Consumer sentiment improved from recent record lows in June as moderating gasoline prices and a cooler-than-expected inflation reading lifted household confidence.
Consumer sentiment improved from recent record lows in June as moderating gasoline prices and a cooler-than-expected inflation reading lifted household confidence.

Consumer sentiment improved from recent record lows in June as gasoline prices moderated, the University of Michigan's monthly survey showed, while a separate report on personal consumption expenditures inflation came in below forecasts.
"The Fed will be unhappy about inflation when they meet next in July, but likely will still hold rates steady," Bill Adams, chief economist at Fifth Third Commercial Bank, said in a note.
The core PCE price index — the Federal Reserve's preferred inflation gauge — rose 0.4% month-on-month in May, below the 0.5% expected by economists in a Wall Street Journal survey. The data pushed back against the building narrative toward Fed rate hikes in recent weeks, Deutsche Bank analysts said. The 10-year Treasury yield fell 1.8 basis points to 4.376%, while the dollar index slipped 0.1% to 101.362 after reaching a 13-month high of 101.800 on Wednesday.
The improvement in consumer sentiment, combined with easing price pressures, suggests households are beginning to adjust to the post-tariff pricing environment. Lower gasoline prices have been the primary driver, reducing a key source of financial strain for lower- and middle-income households. If sustained, the trend could support consumer spending — which accounts for roughly two-thirds of U.S. economic output — through the second half of the year.
PCE inflation cools, supporting rate-cut expectations
The PCE data marked the second consecutive month of below-consensus readings, Deutsche Bank analysts said, adding that there is growing speculation the Fed might not need to raise rates at all this year. Markets had priced in a roughly 30% probability of a rate hike at the July Federal Open Market Committee meeting before the data, according to CME FedWatch. That probability has since declined.
The University of Michigan survey also showed an improvement in consumers' inflation expectations, according to the report. One-year inflation expectations edged lower, aligning with the broader trend of easing price pressures seen in the PCE data. Eurozone households reported a similar cooling in price expectations, with the European Central Bank's survey showing one-year inflation expectations falling to 3.5% in May from 4.0% in April.

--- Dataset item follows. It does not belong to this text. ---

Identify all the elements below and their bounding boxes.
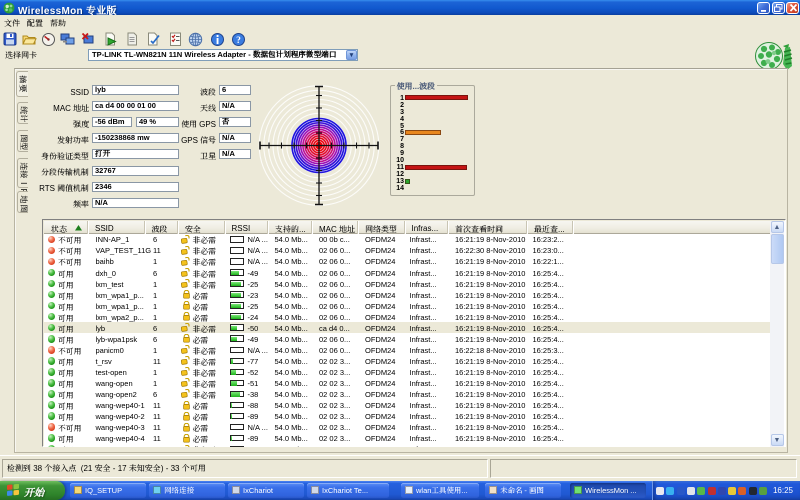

Equity markets responded positively to the twin data releases. The S&P 500 traded near the flatline Friday, while the Dow Jones Industrial Average edged up 0.1%. Consumer discretionary and retail stocks led gains on expectations that lower fuel costs and easing inflation would boost household spending power. Healthcare stocks were also a standout, with Eli Lilly rising nearly 6% and Johnson & Johnson gaining more than 3%.
The improvement in sentiment comes after a period of significant economic disruption. The U.S. war with Iran and the subsequent disruption to oil flows through the Strait of Hormuz had pushed gasoline prices sharply higher earlier this year, dragging consumer confidence to record lows. President Trump's 60-day deal to reopen the strait, reached earlier this month, has since sent oil prices falling back toward prewar levels, with Brent crude falling 2% to $74.03 a barrel Friday.
The last time consumer sentiment reached similar lows was during the early months of the Covid-19 pandemic in 2020, when lockdowns brought economic activity to a near-standstill. The current recovery, by contrast, is being driven by a specific and identifiable factor — the resolution of the Hormuz crisis and the subsequent decline in energy costs — rather than broad-based fiscal stimulus.
The next major test for the consumer outlook will be the June nonfarm payrolls report, due July 3, which will show whether the labor market remains resilient enough to sustain the improvement in sentiment. For now, the combination of moderating gasoline prices and cooling inflation has provided the most favorable macro backdrop for U.S. consumers since before the tariff-driven price spikes earlier this year.
This article is for informational purposes only and does not constitute investment advice.